Наконец мы благополучно доплыли до Картахены и, сойдя на берег, предоставили свободу гребцам-христианам, дабы вернулись они по домам. Приведя в порядок одежду, направились мы в Сарагосу, хоть Заида и была недовольна, ибо желала принять крещение и выйти замуж сразу же по прибытии в страну христиан — так влюблена была она в своего будущего мужа; и если не поступила она таким образом, то лишь потому, что я мешала, а не потому, что он не желал того же самого.
Вернулись мы в Сарагосу, откуда отбыли шесть лет назад, и направились в дом дона Мануэля. Мать его умерла, а сестра, донья Эуфрасия, овдовела: муж ее, тот самый кузен, которого она в то далекое время ждала из Индий, погиб на войне от пули, когда она только-только успела разрешиться от бремени сыном. Донья Эуфрасия приняла нас очень радушно, с восторгом и радостью, которые легко себе вообразить. Три дня мы отдыхали, рассказывая друг другу все, что случилось за это время. Подивилась донья Эуфрасия при виде невольничьих клейм у меня на лице (я не сняла их из-за Заиды), но я успокоила ее, объяснив, что они поддельные, а снимать их покуда не время.

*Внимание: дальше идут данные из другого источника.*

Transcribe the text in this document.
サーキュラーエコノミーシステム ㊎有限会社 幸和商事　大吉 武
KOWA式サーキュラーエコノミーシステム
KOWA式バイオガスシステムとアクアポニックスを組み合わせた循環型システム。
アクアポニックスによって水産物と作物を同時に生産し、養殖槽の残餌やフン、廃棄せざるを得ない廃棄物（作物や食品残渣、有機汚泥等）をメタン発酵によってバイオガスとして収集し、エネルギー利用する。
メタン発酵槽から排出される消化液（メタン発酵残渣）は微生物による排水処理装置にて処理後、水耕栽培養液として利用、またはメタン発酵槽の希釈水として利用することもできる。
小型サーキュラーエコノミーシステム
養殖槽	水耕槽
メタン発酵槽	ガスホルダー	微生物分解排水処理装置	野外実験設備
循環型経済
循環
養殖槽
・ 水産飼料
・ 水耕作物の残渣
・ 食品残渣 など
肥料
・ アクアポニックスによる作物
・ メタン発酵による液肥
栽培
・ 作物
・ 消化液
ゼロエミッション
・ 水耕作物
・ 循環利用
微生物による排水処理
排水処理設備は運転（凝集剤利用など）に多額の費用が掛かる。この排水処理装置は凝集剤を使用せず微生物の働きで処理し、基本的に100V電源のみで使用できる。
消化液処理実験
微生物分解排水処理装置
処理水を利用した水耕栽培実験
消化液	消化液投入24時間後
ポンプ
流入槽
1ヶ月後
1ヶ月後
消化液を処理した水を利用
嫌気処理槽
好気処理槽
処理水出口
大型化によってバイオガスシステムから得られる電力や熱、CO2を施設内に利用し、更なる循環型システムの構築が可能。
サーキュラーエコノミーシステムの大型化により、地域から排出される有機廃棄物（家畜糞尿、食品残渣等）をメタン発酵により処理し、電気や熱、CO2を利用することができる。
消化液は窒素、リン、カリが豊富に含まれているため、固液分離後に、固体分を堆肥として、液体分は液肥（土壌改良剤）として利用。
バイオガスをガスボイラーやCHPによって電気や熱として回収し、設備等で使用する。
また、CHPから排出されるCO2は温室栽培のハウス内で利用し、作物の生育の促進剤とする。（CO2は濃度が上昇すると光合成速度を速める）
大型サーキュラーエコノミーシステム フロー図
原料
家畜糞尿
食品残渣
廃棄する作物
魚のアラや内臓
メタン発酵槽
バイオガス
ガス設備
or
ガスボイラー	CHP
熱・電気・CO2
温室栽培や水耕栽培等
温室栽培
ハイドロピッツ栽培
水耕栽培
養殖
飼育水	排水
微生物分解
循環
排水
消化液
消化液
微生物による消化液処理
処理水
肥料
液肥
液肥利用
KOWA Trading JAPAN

Заида, которой не терпелось выйти замуж, так торопилась принять христианство, что пришлось мне как-то под вечер позвать дона Мануэля, и вот в присутствии Заиды, доньи Эуфрасии и домочадцев — причем был тут и Луис, который последние дни казался еще более удрученным, чем обычно, — обратилась я к неверному с такими словами:
— Сеньор дон Мануэль, небеса вняли моим беспрестанным пеням и ниспослали нашим злоключениям счастливый конец, приведя вас свободным под ваш родной кров: Богу угодно было, чтобы я оставалась при вас и в пору бед, для того, может статься, чтобы вы, увидев собственными глазами, с каким постоянством и терпением сопровождаю я вас во всех случаях, заплатили мне столь великие долги. Да наступит конец всем обманам и уверткам, и да узнают Заида и все на свете, что долг свой вы можете мне оплатить лишь самим собою и что клейма с лица моего можете снять только вы один в тот день, когда я буду вознаграждена за все злосчастия и обиды, что претерпела по
Но тут вероломный, прервав меня, заговорил с издевательской улыбкой:
— С какой стати вообразили вы, сеньора донья Исабель, что сам я не знаю наизусть все, что вы мне тут поведали? Знаю, и преотлично, и как раз по сей причине все, чем вы думаете обратить к себе мое расположение, так усиливает мое к вам нерасположение, что если прежде и питал я к вам некоторую склонность, то теперь и думать забыл, что когда-то ее питал! Вашей родовитости я не оспариваю, доказательств любви ко мне не отрицаю, но когда нет сердечной склонности, все это ни к чему. В тот день, когда я покинул этот город, вы могли бы понять, что, коль скоро я бежал от вас, стало быть, не хочу брака с вами; и если в ту пору этот брак ничуть не привлекал меня, то насколько нежеланнее стал он теперь, когда выказали вы столь изощренную изобретательность, неотступно преследуя меня, как пристало лишь женщине самого низкого пошиба! Вы давным-давно могли бы догадаться, каково мое решение, о котором ныне говорю открыто; а что касается обещания, которое я, по вашим словам, вам дал, такие обещания мы, мужчины, всегда даем, чтобы добиться исполнения наших желаний, и женщинам уже пора бы знать эту уловку, а не попадаться на нее, когда им служит предупреждением пример такого множества товарок. В этом отношении я всего менее чувствую себя вашим должником: если мне и случалось давать вам подобное обещание, то у меня не было ни малейшего желания его исполнить, и обещал я лишь для того, чтобы умерить ваш гнев: я никогда вас не обманывал, вы и сами могли бы додуматься, что если я медлю с исполнением обещанного, то не потому, что не представляется случая, а потому, что у меня нет и не было такого намерения. Вы сами и по собственной воле себя обманывали, неотступно за мною следуя. Пора вам выйти из заблуждения и прекратить погоню за мной: поймите, вы домогаетесь невозможного. Успокойтесь же на сем и перестаньте возлагать на меня упованья, возвращайтесь к вашей матушке и ищите себе среди ваших земляков мужа, менее дорожащего честью, чем я, ибо я никогда не смогу доверять женщине, способной на подобные хитрости и маскарады. Заида хороша собой, и богатства ей не занимать; ее любовь ко мне не уступит вашей, я же полюбил ее с первого взгляда; как только она перейдет в христианство, а ждать осталось недолго, я возьму ее в супруги. И на сем давайте положим конец вашим преследованиям и докукам, которые вы мне причиняете.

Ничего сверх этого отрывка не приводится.